One thing that I would look at is the model-view-view model pattern. It is a very elegant pattern which naturally separates everything into nice buckets ... including your xaml.
For example, it helps you keep a clear boundary between the developer and the designer and even allows for test driven development.
There is a whole bunch of info out there on it, but I would start with John Gossman's blog posts:
http://blogs.msdn.com/johngossman/archive/2005/10/08/478683.aspx
http://blogs.msdn.com/johngossman/archive/2005/10/09/478894.aspx
http://blogs.msdn.com/johngossman/archive/2006/02/26/539598.aspx
http://blogs.msdn.com/johngossman/archive/2006/02/27/540304.aspx
http://blogs.msdn.com/johngossman/archive/2006/03/04/543695.aspx
http://blogs.msdn.com/johngossman/archive/2006/04/13/576163.aspx
Update:
Just want to point people to another StackOverflow post with lots of good info on M-V-VM in it.
One tip is to not declare event handlers in XAML. Instead, name your elements and attach events handlers in the code-behind. That helps keep a clean separation between the designer and developer.
As others have suggested, try following the Model-View-ViewModel pattern. However, it's OK to put stuff in the codebehind! The rule is that if it's "View" related, you put it in the Xaml or the codebehind (whichever is more convenient for you). If it's more business logic related to how the user interacts with the system, then it belongs in the ViewModel. If it's just business logic not concerned with interaction, it belongs in the Model.
Examples of each would be:
Model: defines a property called ModifiedDate that stores the last time it was modified.

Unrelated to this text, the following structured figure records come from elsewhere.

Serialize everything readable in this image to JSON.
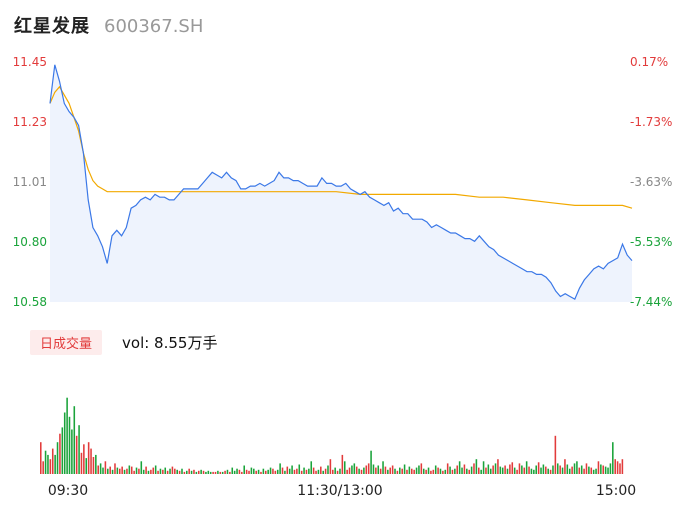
{
  "header": {
    "name": "红星发展",
    "code": "600367.SH"
  },
  "volume": {
    "tag": "日成交量",
    "label": "vol: 8.55万手"
  },
  "colors": {
    "up": "#e23b3b",
    "down": "#1aa33a",
    "neutral": "#888888",
    "price_line": "#3b78e7",
    "avg_line": "#f2a900",
    "area_fill": "#eef3fd"
  },
  "chart_data": [
    {
      "type": "line",
      "title": "",
      "x_ticks": [
        "09:30",
        "11:30/13:00",
        "15:00"
      ],
      "y_ticks_left": [
        "11.45",
        "11.23",
        "11.01",
        "10.80",
        "10.58"
      ],
      "y_ticks_right": [
        "0.17%",
        "-1.73%",
        "-3.63%",
        "-5.53%",
        "-7.44%"
      ],
      "ylim": [
        10.58,
        11.45
      ],
      "x_range_minutes": [
        0,
        240
      ],
      "series": [
        {
          "role": "price",
          "points": [
            [
              0,
              11.3
            ],
            [
              2,
              11.44
            ],
            [
              4,
              11.38
            ],
            [
              6,
              11.3
            ],
            [
              8,
              11.27
            ],
            [
              10,
              11.25
            ],
            [
              12,
              11.22
            ],
            [
              14,
              11.12
            ],
            [
              16,
              10.95
            ],
            [
              18,
              10.85
            ],
            [
              20,
              10.82
            ],
            [
              22,
              10.78
            ],
            [
              24,
              10.72
            ],
            [
              26,
              10.82
            ],
            [
              28,
              10.84
            ],
            [
              30,
              10.82
            ],
            [
              32,
              10.85
            ],
            [
              34,
              10.92
            ],
            [
              36,
              10.93
            ],
            [
              38,
              10.95
            ],
            [
              40,
              10.96
            ],
            [
              42,
              10.95
            ],
            [
              44,
              10.97
            ],
            [
              46,
              10.96
            ],
            [
              48,
              10.96
            ],
            [
              50,
              10.95
            ],
            [
              52,
              10.95
            ],
            [
              54,
              10.97
            ],
            [
              56,
              10.99
            ],
            [
              58,
              10.99
            ],
            [
              60,
              10.99
            ],
            [
              62,
              10.99
            ],
            [
              64,
              11.01
            ],
            [
              66,
              11.03
            ],
            [
              68,
              11.05
            ],
            [
              70,
              11.04
            ],
            [
              72,
              11.03
            ],
            [
              74,
              11.05
            ],
            [
              76,
              11.03
            ],
            [
              78,
              11.02
            ],
            [
              80,
              10.99
            ],
            [
              82,
              10.99
            ],
            [
              84,
              11.0
            ],
            [
              86,
              11.0
            ],
            [
              88,
              11.01
            ],
            [
              90,
              11.0
            ],
            [
              92,
              11.01
            ],
            [
              94,
              11.02
            ],
            [
              96,
              11.05
            ],
            [
              98,
              11.03
            ],
            [
              100,
              11.03
            ],
            [
              102,
              11.02
            ],
            [
              104,
              11.02
            ],
            [
              106,
              11.01
            ],
            [
              108,
              11.0
            ],
            [
              110,
              11.0
            ],
            [
              112,
              11.0
            ],
            [
              114,
              11.03
            ],
            [
              116,
              11.01
            ],
            [
              118,
              11.01
            ],
            [
              120,
              11.0
            ],
            [
              122,
              11.0
            ],
            [
              124,
              11.01
            ],
            [
              126,
              10.99
            ],
            [
              128,
              10.98
            ],
            [
              130,
              10.97
            ],
            [
              132,
              10.98
            ],
            [
              134,
              10.96
            ],
            [
              136,
              10.95
            ],
            [
              138,
              10.94
            ],
            [
              140,
              10.93
            ],
            [
              142,
              10.94
            ],
            [
              144,
              10.91
            ],
            [
              146,
              10.92
            ],
            [
              148,
              10.9
            ],
            [
              150,
              10.9
            ],
            [
              152,
              10.88
            ],
            [
              154,
              10.88
            ],
            [
              156,
              10.88
            ],
            [
              158,
              10.87
            ],
            [
              160,
              10.85
            ],
            [
              162,
              10.86
            ],
            [
              164,
              10.85
            ],
            [
              166,
              10.84
            ],
            [
              168,
              10.83
            ],
            [
              170,
              10.83
            ],
            [
              172,
              10.82
            ],
            [
              174,
              10.81
            ],
            [
              176,
              10.81
            ],
            [
              178,
              10.8
            ],
            [
              180,
              10.82
            ],
            [
              182,
              10.8
            ],
            [
              184,
              10.78
            ],
            [
              186,
              10.77
            ],
            [
              188,
              10.75
            ],
            [
              190,
              10.74
            ],
            [
              192,
              10.73
            ],
            [
              194,
              10.72
            ],
            [
              196,
              10.71
            ],
            [
              198,
              10.7
            ],
            [
              200,
              10.69
            ],
            [
              202,
              10.69
            ],
            [
              204,
              10.68
            ],
            [
              206,
              10.68
            ],
            [
              208,
              10.67
            ],
            [
              210,
              10.65
            ],
            [
              212,
              10.62
            ],
            [
              214,
              10.6
            ],
            [
              216,
              10.61
            ],
            [
              218,
              10.6
            ],
            [
              220,
              10.59
            ],
            [
              222,
              10.63
            ],
            [
              224,
              10.66
            ],
            [
              226,
              10.68
            ],
            [
              228,
              10.7
            ],
            [
              230,
              10.71
            ],
            [
              232,
              10.7
            ],
            [
              234,
              10.72
            ],
            [
              236,
              10.73
            ],
            [
              238,
              10.74
            ],
            [
              240,
              10.79
            ],
            [
              242,
              10.75
            ],
            [
              244,
              10.73
            ]
          ]
        },
        {
          "role": "average",
          "points": [
            [
              0,
              11.3
            ],
            [
              2,
              11.34
            ],
            [
              4,
              11.36
            ],
            [
              6,
              11.33
            ],
            [
              8,
              11.3
            ],
            [
              10,
              11.25
            ],
            [
              12,
              11.2
            ],
            [
              14,
              11.12
            ],
            [
              16,
              11.06
            ],
            [
              18,
              11.02
            ],
            [
              20,
              11.0
            ],
            [
              22,
              10.99
            ],
            [
              24,
              10.98
            ],
            [
              26,
              10.98
            ],
            [
              30,
              10.98
            ],
            [
              40,
              10.98
            ],
            [
              60,
              10.98
            ],
            [
              80,
              10.98
            ],
            [
              100,
              10.98
            ],
            [
              110,
              10.98
            ],
            [
              120,
              10.98
            ],
            [
              130,
              10.97
            ],
            [
              140,
              10.97
            ],
            [
              150,
              10.97
            ],
            [
              160,
              10.97
            ],
            [
              170,
              10.97
            ],
            [
              180,
              10.96
            ],
            [
              190,
              10.96
            ],
            [
              200,
              10.95
            ],
            [
              210,
              10.94
            ],
            [
              220,
              10.93
            ],
            [
              230,
              10.93
            ],
            [
              240,
              10.93
            ],
            [
              244,
              10.92
            ]
          ]
        }
      ]
    },
    {
      "type": "bar",
      "title": "",
      "ylabel": "",
      "ylim": [
        0,
        100
      ],
      "values": [
        30,
        12,
        22,
        18,
        14,
        24,
        18,
        30,
        38,
        44,
        58,
        72,
        54,
        42,
        64,
        36,
        46,
        20,
        28,
        15,
        30,
        24,
        16,
        18,
        8,
        10,
        6,
        12,
        5,
        7,
        4,
        10,
        6,
        5,
        7,
        4,
        5,
        8,
        7,
        3,
        6,
        5,
        12,
        4,
        7,
        3,
        4,
        6,
        8,
        3,
        5,
        4,
        6,
        3,
        5,
        7,
        5,
        4,
        3,
        5,
        2,
        3,
        5,
        3,
        4,
        2,
        3,
        4,
        3,
        2,
        3,
        2,
        2,
        2,
        3,
        2,
        2,
        3,
        4,
        2,
        6,
        3,
        5,
        4,
        2,
        8,
        4,
        3,
        6,
        5,
        3,
        4,
        2,
        5,
        3,
        4,
        6,
        5,
        3,
        4,
        10,
        6,
        3,
        7,
        5,
        8,
        4,
        5,
        9,
        3,
        6,
        4,
        5,
        12,
        6,
        3,
        4,
        7,
        3,
        5,
        8,
        14,
        4,
        6,
        3,
        5,
        18,
        12,
        4,
        6,
        8,
        10,
        7,
        5,
        4,
        6,
        8,
        10,
        22,
        9,
        6,
        8,
        5,
        12,
        7,
        4,
        6,
        8,
        5,
        3,
        6,
        5,
        9,
        4,
        7,
        5,
        4,
        6,
        8,
        10,
        5,
        4,
        6,
        3,
        4,
        8,
        6,
        5,
        3,
        4,
        10,
        7,
        4,
        5,
        8,
        12,
        6,
        9,
        5,
        4,
        7,
        10,
        14,
        6,
        4,
        12,
        6,
        9,
        5,
        8,
        10,
        14,
        7,
        6,
        8,
        5,
        9,
        11,
        6,
        4,
        10,
        8,
        6,
        12,
        7,
        5,
        4,
        8,
        11,
        6,
        9,
        7,
        5,
        4,
        8,
        36,
        10,
        8,
        6,
        14,
        9,
        5,
        7,
        10,
        12,
        6,
        8,
        5,
        10,
        7,
        6,
        4,
        5,
        12,
        9,
        8,
        7,
        6,
        10,
        30,
        14,
        12,
        10,
        14
      ],
      "colors": [
        "up",
        "up",
        "down",
        "down",
        "up",
        "up",
        "down",
        "down",
        "up",
        "down",
        "down",
        "down",
        "down",
        "down",
        "down",
        "up",
        "down",
        "up",
        "up",
        "down",
        "up",
        "up",
        "up",
        "down",
        "up",
        "down",
        "down",
        "up",
        "down",
        "up",
        "down",
        "up",
        "down",
        "up",
        "up",
        "down",
        "up",
        "down",
        "up",
        "up",
        "down",
        "up",
        "down",
        "down",
        "up",
        "down",
        "up",
        "up",
        "down",
        "up",
        "down",
        "up",
        "down",
        "up",
        "down",
        "up",
        "up",
        "down",
        "up",
        "down",
        "up",
        "down",
        "up",
        "down",
        "up",
        "down",
        "up",
        "down",
        "up",
        "down",
        "down",
        "down",
        "up",
        "up",
        "down",
        "up",
        "down",
        "up",
        "down",
        "up",
        "down",
        "down",
        "down",
        "up",
        "up",
        "down",
        "up",
        "up",
        "down",
        "down",
        "up",
        "down",
        "up",
        "down",
        "up",
        "down",
        "down",
        "up",
        "up",
        "down",
        "down",
        "up",
        "down",
        "up",
        "down",
        "down",
        "up",
        "up",
        "down",
        "up",
        "down",
        "up",
        "down",
        "down",
        "up",
        "up",
        "down",
        "up",
        "down",
        "up",
        "down",
        "up",
        "up",
        "down",
        "up",
        "down",
        "up",
        "down",
        "up",
        "up",
        "down",
        "down",
        "up",
        "down",
        "up",
        "down",
        "up",
        "up",
        "down",
        "down",
        "up",
        "down",
        "up",
        "down",
        "up",
        "down",
        "up",
        "up",
        "down",
        "up",
        "down",
        "up",
        "down",
        "up",
        "down",
        "up",
        "up",
        "down",
        "down",
        "up",
        "down",
        "up",
        "down",
        "up",
        "up",
        "down",
        "up",
        "down",
        "up",
        "down",
        "up",
        "down",
        "up",
        "down",
        "up",
        "down",
        "down",
        "up",
        "down",
        "up",
        "down",
        "up",
        "down",
        "up",
        "down",
        "down",
        "up",
        "down",
        "down",
        "up",
        "down",
        "up",
        "down",
        "down",
        "up",
        "down",
        "up",
        "up",
        "down",
        "up",
        "up",
        "down",
        "up",
        "down",
        "up",
        "down",
        "down",
        "down",
        "up",
        "down",
        "down",
        "up",
        "down",
        "up",
        "down",
        "up",
        "down",
        "up",
        "down",
        "up",
        "down",
        "down",
        "up",
        "down",
        "down",
        "up",
        "down",
        "up",
        "up",
        "down",
        "up",
        "down",
        "down",
        "up",
        "down",
        "up",
        "down",
        "down",
        "down",
        "down",
        "up"
      ]
    }
  ]
}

ViewModel: converts the ModifiedDate into an enumeration property called ModifiedAge, based on when it was modified: Yesterday, In the Last Week, In the Last Month, In the Last Year, etc.

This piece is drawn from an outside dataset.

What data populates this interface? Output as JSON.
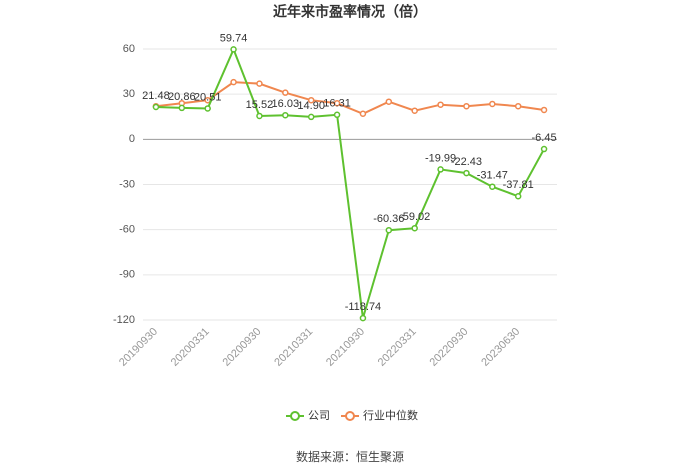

View: converts the ModifiedAge property to a background color where more recently accessed data is highlighted bright yellow, and less recently accessed data is more of a beige-khaki-gray that your designer insists is called "Meadow Lark Lilly Flowerpot".
Another tip is to separate XAML into functional and aesthetic. Developers would typically work in the functional XAML whilst designers care primarily about the aesthetic. This keeps the functional XAML very easy to grok, which is important because developers often need to edit such XAML. Aesthetic XAML is typically edited by designers using tools, so its neatness and verbosity is less of an issue.

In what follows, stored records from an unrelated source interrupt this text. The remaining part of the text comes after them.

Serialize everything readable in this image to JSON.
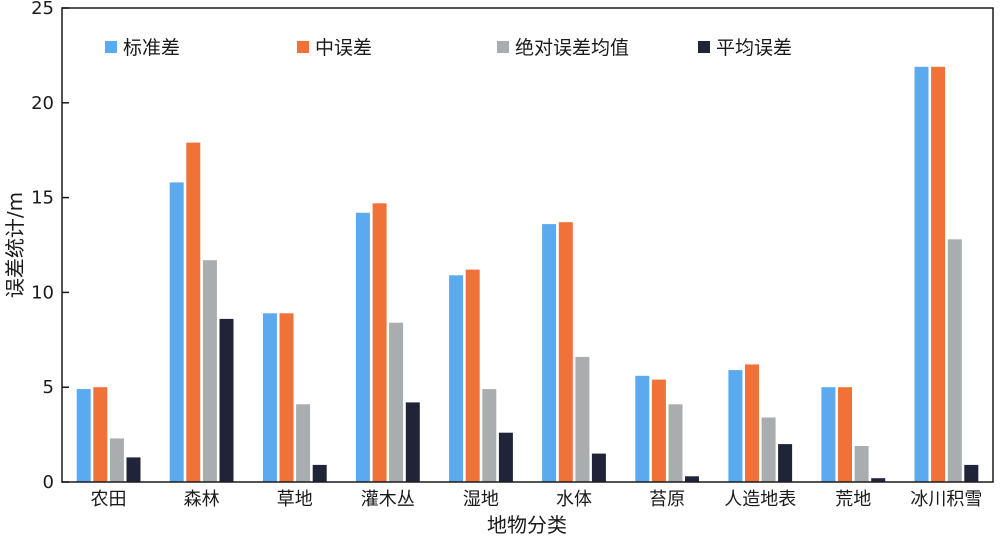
{
  "chart_data": {
    "type": "bar",
    "categories": [
      "农田",
      "森林",
      "草地",
      "灌木丛",
      "湿地",
      "水体",
      "苔原",
      "人造地表",
      "荒地",
      "冰川积雪"
    ],
    "series": [
      {
        "name": "标准差",
        "color": "#5ba9ef",
        "values": [
          4.9,
          15.8,
          8.9,
          14.2,
          10.9,
          13.6,
          5.6,
          5.9,
          5.0,
          21.9
        ]
      },
      {
        "name": "中误差",
        "color": "#f07238",
        "values": [
          5.0,
          17.9,
          8.9,
          14.7,
          11.2,
          13.7,
          5.4,
          6.2,
          5.0,
          21.9
        ]
      },
      {
        "name": "绝对误差均值",
        "color": "#a9adaf",
        "values": [
          2.3,
          11.7,
          4.1,
          8.4,
          4.9,
          6.6,
          4.1,
          3.4,
          1.9,
          12.8
        ]
      },
      {
        "name": "平均误差",
        "color": "#1f2438",
        "values": [
          1.3,
          8.6,
          0.9,
          4.2,
          2.6,
          1.5,
          0.3,
          2.0,
          0.2,
          0.9
        ]
      }
    ],
    "xlabel": "地物分类",
    "ylabel": "误差统计/m",
    "ylim": [
      0,
      25
    ],
    "yticks": [
      0,
      5,
      10,
      15,
      20,
      25
    ],
    "grid": false,
    "legend_position": "top"
  }
}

I did a bit of a blog post on this a while ago here.
Don't lose sight of the fact that XAML is code. It's declarative and all that, but it's still a programming language. In fact, it goes through a conversion to C# or Visual Basic before it's turned into IL for the .NET compiler to chew on.
I'll echo Scott Whitlock's comment: MVVM is a great way to separate concerns and focus on architectural details. It's really, really OK to put stuff in your code-behind, especially the stuff he describes. If you don't have a requirement to separate designer from developer, then adapt the MVVM pattern to your specific needs; don't try to force yourself to be pure or idealistic about it.
It's also perfectly OK to put calls to your ViewModel's methods right in the View code behind, if you don't need the flexibility of commanding with ICommand classes. Or if you know the View you're making will always be bound to the ViewModel class you're making. Or you could take things a step further, define an interface for your ViewModel, and bind only to implementations of that interface. Then you can still swap out the ViewModel whenever you want.
Stuff like that.
When you follow a proper pattern like Mode-View-ViewModel you will get opportunity to do more on XAML side and less on code behind. Maximize the usage of RoutedEvents and Commands in WPF code.
When building UserControls I try to Xamlize as much as possible.
One tip I found in the field is that creating ControlTemplate and DataTemplates by hand is really a pain in the ***... I always write those in XAML....
I would say use as much xaml possible, using Binding, commands, styles, templates etc. I had to support functionality of saving and loading templates using XAMLReader/XAMLWriter and it more easier for controls having more xaml.